In a letter sent Wednesday, attorneys for Clean Wisconsin and the Ho-Chunk argue the request is based on a misreading of the rule and that it “undermines the integrity of the contested case hearing process.”
“Meteor Timber’s request that the secretary, a political appointee, overrule the decision of an impartial administrative law judge is inappropriate and asks the secretary to act beyond his legal authority,” the groups said. “If the company does not agree with the judge’s decision, there is an authorized process for appealing that decision to a circuit court judge who will serve as an impartial decision maker.”
Under the little-used administrative rule, Meyer has 14 days to decide whether to act on Meteor’s request for a review.
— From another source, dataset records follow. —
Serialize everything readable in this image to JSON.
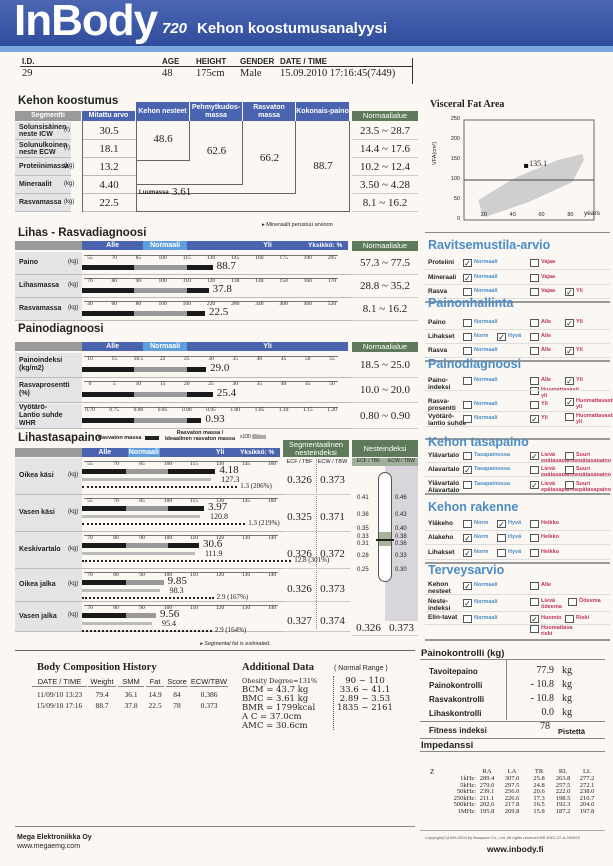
{
  "header": {
    "logo": "InBody",
    "model": "720",
    "title": "Kehon koostumusanalyysi"
  },
  "patient": {
    "labels": [
      "I.D.",
      "AGE",
      "HEIGHT",
      "GENDER",
      "DATE / TIME"
    ],
    "values": [
      "29",
      "48",
      "175cm",
      "Male",
      "15.09.2010 17:16:45(7449)"
    ]
  },
  "composition": {
    "title": "Kehon koostumus",
    "col_headers": [
      "Segmentti",
      "Mitattu arvo",
      "Kehon nesteet",
      "Pehmytkudos-massa",
      "Rasvaton massa",
      "Kokonais-paino",
      "Normaalialue"
    ],
    "rows": [
      {
        "label": "Solunsisäinen neste ICW",
        "unit": "(ℓ)",
        "value": "30.5",
        "normal": "23.5 ~ 28.7"
      },
      {
        "label": "Solunulkoinen neste ECW",
        "unit": "(ℓ)",
        "value": "18.1",
        "normal": "14.4 ~ 17.6"
      },
      {
        "label": "Proteiinimassa",
        "unit": "(kg)",
        "value": "13.2",
        "normal": "10.2 ~ 12.4"
      },
      {
        "label": "Mineraalit",
        "unit": "(kg)",
        "value": "4.40",
        "normal": "3.50 ~ 4.28"
      },
      {
        "label": "Rasvamassa",
        "unit": "(kg)",
        "value": "22.5",
        "normal": "8.1 ~ 16.2"
      }
    ],
    "body_water": "48.6",
    "soft_lean_mass": "62.6",
    "fat_free_mass": "66.2",
    "weight": "88.7",
    "bone_label": "Luumassa",
    "bone_value": "3.61",
    "note": "▸ Mineraalit perustuu arvioon"
  },
  "muscle_fat": {
    "title": "Lihas - Rasvadiagnoosi",
    "bands": [
      "Alle",
      "Normaali",
      "Yli"
    ],
    "unit": "Yksikkö: %",
    "normal_header": "Normaalialue",
    "rows": [
      {
        "label": "Paino",
        "unit": "(kg)",
        "ticks": [
          "55",
          "70",
          "85",
          "100",
          "115",
          "130",
          "145",
          "160",
          "175",
          "190",
          "205"
        ],
        "level": 131,
        "value": "88.7",
        "normal": "57.3 ~ 77.5"
      },
      {
        "label": "Lihasmassa",
        "unit": "(kg)",
        "ticks": [
          "70",
          "80",
          "90",
          "100",
          "110",
          "120",
          "130",
          "140",
          "150",
          "160",
          "170"
        ],
        "level": 119,
        "value": "37.8",
        "normal": "28.8 ~ 35.2"
      },
      {
        "label": "Rasvamassa",
        "unit": "(kg)",
        "ticks": [
          "40",
          "60",
          "80",
          "100",
          "160",
          "220",
          "280",
          "340",
          "400",
          "460",
          "520"
        ],
        "level": 205,
        "value": "22.5",
        "normal": "8.1 ~ 16.2"
      }
    ]
  },
  "weight_diag": {
    "title": "Painodiagnoosi",
    "bands": [
      "Alle",
      "Normaali",
      "Yli"
    ],
    "normal_header": "Normaalialue",
    "rows": [
      {
        "label": "Painoindeksi (kg/m2)",
        "ticks": [
          "10",
          "15",
          "18.5",
          "22",
          "25",
          "30",
          "35",
          "40",
          "45",
          "50",
          "55"
        ],
        "level": 29.0,
        "value": "29.0",
        "normal": "18.5 ~ 25.0"
      },
      {
        "label": "Rasvaprosentti (%)",
        "ticks": [
          "0",
          "5",
          "10",
          "15",
          "20",
          "25",
          "30",
          "35",
          "40",
          "45",
          "50"
        ],
        "level": 25.4,
        "value": "25.4",
        "normal": "10.0 ~ 20.0"
      },
      {
        "label": "Vyötärö-Lantio suhde WHR",
        "ticks": [
          "0.70",
          "0.75",
          "0.80",
          "0.85",
          "0.90",
          "0.95",
          "1.00",
          "1.05",
          "1.10",
          "1.15",
          "1.20"
        ],
        "level": 0.93,
        "value": "0.93",
        "normal": "0.80 ~ 0.90"
      }
    ]
  },
  "segmental": {
    "title": "Lihastasapaino",
    "legend1": "Rasvaton massa",
    "legend2": "Rasvaton massa / Ideaalinen rasvaton massa",
    "legend3": "x100 (%)",
    "bands": [
      "Alle",
      "Normaali",
      "Yli"
    ],
    "unit": "Yksikkö: %",
    "seg_header": "Segmentaalinen nesteindeksi",
    "col1": "ECF / TBF",
    "col2": "ECW / TBW",
    "rows": [
      {
        "label": "Oikea käsi",
        "unit": "(kg)",
        "ticks": [
          "55",
          "70",
          "85",
          "100",
          "115",
          "130",
          "145",
          "160"
        ],
        "lean_kg": "4.18",
        "lean_pct": 127.3,
        "lean_pct_text": "127.3",
        "fat_pct": 206,
        "fat_text": "1.3 (206%)",
        "ecf": "0.326",
        "ecw": "0.373"
      },
      {
        "label": "Vasen käsi",
        "unit": "(kg)",
        "ticks": [
          "55",
          "70",
          "85",
          "100",
          "115",
          "130",
          "145",
          "160"
        ],
        "lean_kg": "3.97",
        "lean_pct": 120.8,
        "lean_pct_text": "120.8",
        "fat_pct": 219,
        "fat_text": "1.3 (219%)",
        "ecf": "0.325",
        "ecw": "0.371"
      },
      {
        "label": "Keskivartalo",
        "unit": "(kg)",
        "ticks": [
          "70",
          "80",
          "90",
          "100",
          "110",
          "120",
          "130",
          "140"
        ],
        "lean_kg": "30.6",
        "lean_pct": 111.9,
        "lean_pct_text": "111.9",
        "fat_pct": 301,
        "fat_text": "12.8 (301%)",
        "ecf": "0.326",
        "ecw": "0.372"
      },
      {
        "label": "Oikea jalka",
        "unit": "(kg)",
        "ticks": [
          "70",
          "80",
          "90",
          "100",
          "110",
          "120",
          "130",
          "140"
        ],
        "lean_kg": "9.85",
        "lean_pct": 98.3,
        "lean_pct_text": "98.3",
        "fat_pct": 167,
        "fat_text": "2.9 (167%)",
        "ecf": "0.326",
        "ecw": "0.373"
      },
      {
        "label": "Vasen jalka",
        "unit": "(kg)",
        "ticks": [
          "70",
          "80",
          "90",
          "100",
          "110",
          "120",
          "130",
          "140"
        ],
        "lean_kg": "9.56",
        "lean_pct": 95.4,
        "lean_pct_text": "95.4",
        "fat_pct": 164,
        "fat_text": "2.9 (164%)",
        "ecf": "0.327",
        "ecw": "0.374"
      }
    ],
    "note": "▸ Segmental fat is estimated."
  },
  "fluid_index": {
    "title": "Nesteindeksi",
    "col1": "ECF / TBF",
    "col2": "ECW / TBW",
    "left_ticks": [
      "0.41",
      "0.38",
      "0.35",
      "0.33",
      "0.31",
      "0.28",
      "0.25"
    ],
    "right_ticks": [
      "0.46",
      "0.43",
      "0.40",
      "0.38",
      "0.36",
      "0.33",
      "0.30"
    ],
    "ecf": "0.326",
    "ecw": "0.373"
  },
  "vfa": {
    "title": "Visceral Fat Area",
    "chart_data": {
      "type": "scatter",
      "ylabel": "VFA(cm²)",
      "xlabel": "years",
      "x_ticks": [
        "20",
        "40",
        "60",
        "80"
      ],
      "y_ticks": [
        "0",
        "50",
        "100",
        "150",
        "200",
        "250"
      ],
      "ylim": [
        0,
        250
      ],
      "xlim": [
        5,
        95
      ],
      "reference_line": 100,
      "point": {
        "x": 48,
        "y": 135.1,
        "label": "135.1"
      }
    }
  },
  "nutrition": {
    "title": "Ravitsemustila-arvio",
    "rows": [
      {
        "label": "Proteiini",
        "opts": [
          {
            "t": "Normaali",
            "c": true,
            "k": "n"
          },
          {
            "t": "Vajaa",
            "c": false,
            "k": "a"
          }
        ]
      },
      {
        "label": "Mineraali",
        "opts": [
          {
            "t": "Normaali",
            "c": true,
            "k": "n"
          },
          {
            "t": "Vajaa",
            "c": false,
            "k": "a"
          }
        ]
      },
      {
        "label": "Rasva",
        "opts": [
          {
            "t": "Normaali",
            "c": false,
            "k": "n"
          },
          {
            "t": "Vajaa",
            "c": false,
            "k": "a"
          },
          {
            "t": "Yli",
            "c": true,
            "k": "a"
          }
        ]
      }
    ]
  },
  "weight_mgmt": {
    "title": "Painonhallinta",
    "rows": [
      {
        "label": "Paino",
        "opts": [
          {
            "t": "Normaali",
            "c": false,
            "k": "n"
          },
          {
            "t": "Alle",
            "c": false,
            "k": "a"
          },
          {
            "t": "Yli",
            "c": true,
            "k": "a"
          }
        ]
      },
      {
        "label": "Lihakset",
        "opts": [
          {
            "t": "Norm",
            "c": false,
            "k": "n"
          },
          {
            "t": "Hyvä",
            "c": true,
            "k": "n"
          },
          {
            "t": "Alle",
            "c": false,
            "k": "a"
          }
        ]
      },
      {
        "label": "Rasva",
        "opts": [
          {
            "t": "Normaali",
            "c": false,
            "k": "n"
          },
          {
            "t": "Alle",
            "c": false,
            "k": "a"
          },
          {
            "t": "Yli",
            "c": true,
            "k": "a"
          }
        ]
      }
    ]
  },
  "obesity_diag": {
    "title": "Painodiagnoosi",
    "rows": [
      {
        "label": "Paino-indeksi",
        "opts": [
          {
            "t": "Normaali",
            "c": false,
            "k": "n"
          },
          {
            "t": "Alle",
            "c": false,
            "k": "a"
          },
          {
            "t": "Yli",
            "c": true,
            "k": "a"
          },
          {
            "t": "Huomattavasti yli",
            "c": false,
            "k": "a"
          }
        ]
      },
      {
        "label": "Rasva-prosentti",
        "opts": [
          {
            "t": "Normaali",
            "c": false,
            "k": "n"
          },
          {
            "t": "Yli",
            "c": false,
            "k": "a"
          },
          {
            "t": "Huomattavasti yli",
            "c": true,
            "k": "a"
          }
        ]
      },
      {
        "label": "Vyötärö-lantio suhde",
        "opts": [
          {
            "t": "Normaali",
            "c": false,
            "k": "n"
          },
          {
            "t": "Yli",
            "c": true,
            "k": "a"
          },
          {
            "t": "Huomattavasti yli",
            "c": false,
            "k": "a"
          }
        ]
      }
    ]
  },
  "balance": {
    "title": "Kehon tasapaino",
    "rows": [
      {
        "label": "Ylävartalo",
        "opts": [
          {
            "t": "Tasapainossa",
            "c": false,
            "k": "n"
          },
          {
            "t": "Lievä epätasapaino",
            "c": true,
            "k": "a"
          },
          {
            "t": "Suuri epätasapaino",
            "c": false,
            "k": "a"
          }
        ]
      },
      {
        "label": "Alavartalo",
        "opts": [
          {
            "t": "Tasapainossa",
            "c": true,
            "k": "n"
          },
          {
            "t": "Lievä epätasapaino",
            "c": false,
            "k": "a"
          },
          {
            "t": "Suuri epätasapaino",
            "c": false,
            "k": "a"
          }
        ]
      },
      {
        "label": "Ylävartalo Alavartalo",
        "opts": [
          {
            "t": "Tasapainossa",
            "c": false,
            "k": "n"
          },
          {
            "t": "Lievä epätasapaino",
            "c": true,
            "k": "a"
          },
          {
            "t": "Suuri epätasapaino",
            "c": false,
            "k": "a"
          }
        ]
      }
    ]
  },
  "structure": {
    "title": "Kehon rakenne",
    "rows": [
      {
        "label": "Yläkeho",
        "opts": [
          {
            "t": "Norm",
            "c": false,
            "k": "n"
          },
          {
            "t": "Hyvä",
            "c": true,
            "k": "n"
          },
          {
            "t": "Heikko",
            "c": false,
            "k": "a"
          }
        ]
      },
      {
        "label": "Alakeho",
        "opts": [
          {
            "t": "Norm",
            "c": true,
            "k": "n"
          },
          {
            "t": "Hyvä",
            "c": false,
            "k": "n"
          },
          {
            "t": "Heikko",
            "c": false,
            "k": "a"
          }
        ]
      },
      {
        "label": "Lihakset",
        "opts": [
          {
            "t": "Norm",
            "c": true,
            "k": "n"
          },
          {
            "t": "Hyvä",
            "c": false,
            "k": "n"
          },
          {
            "t": "Heikko",
            "c": false,
            "k": "a"
          }
        ]
      }
    ]
  },
  "health": {
    "title": "Terveysarvio",
    "rows": [
      {
        "label": "Kehon nesteet",
        "opts": [
          {
            "t": "Normaali",
            "c": true,
            "k": "n"
          },
          {
            "t": "Alle",
            "c": false,
            "k": "a"
          }
        ]
      },
      {
        "label": "Neste-indeksi",
        "opts": [
          {
            "t": "Normaali",
            "c": true,
            "k": "n"
          },
          {
            "t": "Lievä ödeema",
            "c": false,
            "k": "a"
          },
          {
            "t": "Ödeema",
            "c": false,
            "k": "a"
          }
        ]
      },
      {
        "label": "Elin-tavat",
        "opts": [
          {
            "t": "Normaali",
            "c": false,
            "k": "n"
          },
          {
            "t": "Huomio",
            "c": true,
            "k": "a"
          },
          {
            "t": "Riski",
            "c": false,
            "k": "a"
          },
          {
            "t": "Huomattava riski",
            "c": false,
            "k": "a"
          }
        ]
      }
    ]
  },
  "weight_control": {
    "title": "Painokontrolli (kg)",
    "rows": [
      {
        "label": "Tavoitepaino",
        "value": "77.9",
        "unit": "kg"
      },
      {
        "label": "Painokontrolli",
        "value": "- 10.8",
        "unit": "kg"
      },
      {
        "label": "Rasvakontrolli",
        "value": "- 10.8",
        "unit": "kg"
      },
      {
        "label": "Lihaskontrolli",
        "value": "0.0",
        "unit": "kg"
      }
    ],
    "fitness_label": "Fitness indeksi",
    "fitness_value": "78",
    "fitness_unit": "Pistettä"
  },
  "impedance": {
    "title": "Impedanssi",
    "corner": "Z",
    "cols": [
      "RA",
      "LA",
      "TR",
      "RL",
      "LL"
    ],
    "rows": [
      {
        "f": "1kHz:",
        "v": [
          "289.4",
          "307.0",
          "25.8",
          "263.8",
          "277.2"
        ]
      },
      {
        "f": "5kHz:",
        "v": [
          "279.0",
          "297.5",
          "24.8",
          "257.5",
          "272.1"
        ]
      },
      {
        "f": "50kHz:",
        "v": [
          "239.1",
          "256.0",
          "20.6",
          "222.0",
          "238.0"
        ]
      },
      {
        "f": "250kHz:",
        "v": [
          "211.1",
          "226.6",
          "17.3",
          "198.5",
          "210.7"
        ]
      },
      {
        "f": "500kHz:",
        "v": [
          "202.6",
          "217.8",
          "16.5",
          "192.3",
          "204.0"
        ]
      },
      {
        "f": "1MHz:",
        "v": [
          "195.8",
          "209.8",
          "15.8",
          "187.2",
          "197.8"
        ]
      }
    ]
  },
  "history": {
    "title": "Body Composition History",
    "headers": [
      "DATE / TIME",
      "Weight",
      "SMM",
      "Fat",
      "Score",
      "ECW/TBW"
    ],
    "rows": [
      [
        "11/09/10 13:23",
        "79.4",
        "36.1",
        "14.9",
        "84",
        "0.386"
      ],
      [
        "15/09/10 17:16",
        "88.7",
        "37.8",
        "22.5",
        "78",
        "0.373"
      ]
    ]
  },
  "additional": {
    "title": "Additional Data",
    "range_title": "( Normal Range )",
    "lines": [
      "Obesity Degree=131%",
      "BCM = 43.7 kg",
      "BMC = 3.61 kg",
      "BMR = 1799kcal",
      "A C = 37.0cm",
      "AMC = 30.6cm"
    ],
    "ranges": [
      "90 ~ 110",
      "33.6 ~ 41.1",
      "2.89 ~ 3.53",
      "1835 ~ 2161"
    ]
  },
  "footer": {
    "company": "Mega Elektroniikka Oy",
    "company_url": "www.megaemg.com",
    "copyright": "Copyright(C)1996-2004 by Biospace Co., Ltd. All rights reserved BR-ENG-27-A-040823",
    "url": "www.inbody.fi"
  },
  "colors": {
    "header_blue": "#3a57a6",
    "band_blue": "#4a64b0",
    "normal_band": "#5fa0dc",
    "normal_green": "#5e7a5a",
    "title_blue": "#4a8cc6",
    "abnormal_red": "#c0345f"
  }
}
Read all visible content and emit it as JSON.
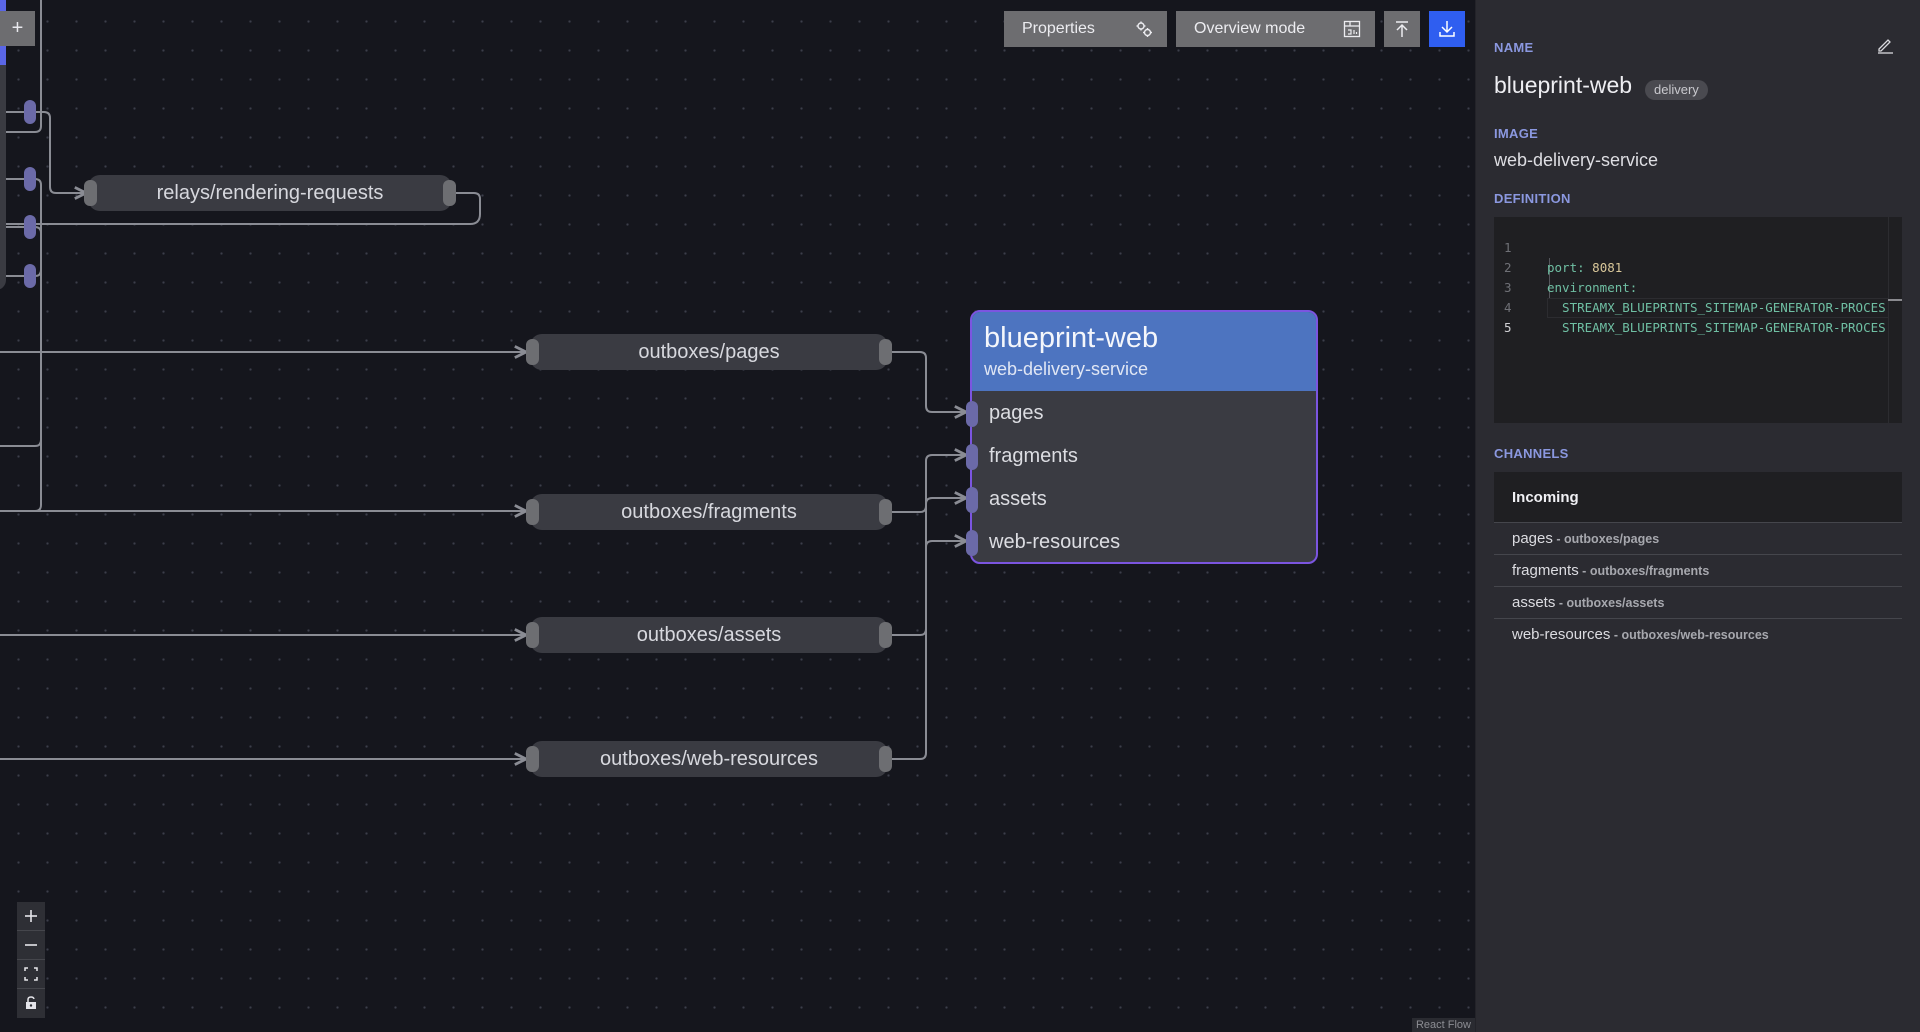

If he grants the request, he could order briefs, oral arguments or a rehearing of the evidence.
DNR spokesman James Dick said Meyer has not made a decision on the review and had no comment on Wednesday’s letter.
Meteor spokesman Chris Mathis provided a statement through attorney John Behling saying the secretary has the legal right to review permit decisions and “make sure the ALJ got it right.”
“We think this case is so complex, that the agency best positioned to make permit decisions should review the ALJ decision and be allowed to come to their own conclusion,” Mathis said. “A direct appeal to the secretary is part of the existing legal process set forth in Wisconsin law, and we would hope (the petitioners) would respect the due process afforded to companies who are trying to bring jobs and opportunities to local townships that unanimously support this project.”
Defort’s ruling came after a five-day hearing, during which several former DNR employees said the agency granted the permit in spite of its own staff findings and a long list of unanswered questions.
“It is abundantly clear that the DNR did not have the necessary information to assess the net positive or negative environmental impact of the proposed project at the time that it issued the permits, as required by the statute,” Defort wrote in his decision. “Notably, the DNR explicitly announced in both versions of the permit that it lacked information that the DNR deemed ‘necessary’ for it to consider the applicant’s proposals with respect to the net positive or negative environmental impact.”
Meteor claimed nine of Defort’s 32 findings were inaccurate and failed to take into account the testimony of DNR and company witnesses.
“We believe the aforementioned samples are illustrative of a number of errors which cannot be allowed to stand for both this project and for Wisconsin as a whole,” they wrote. “The law provides the secretary the discretion to correct such errors and this petition asks the secretary to review the decision of the ALJ.”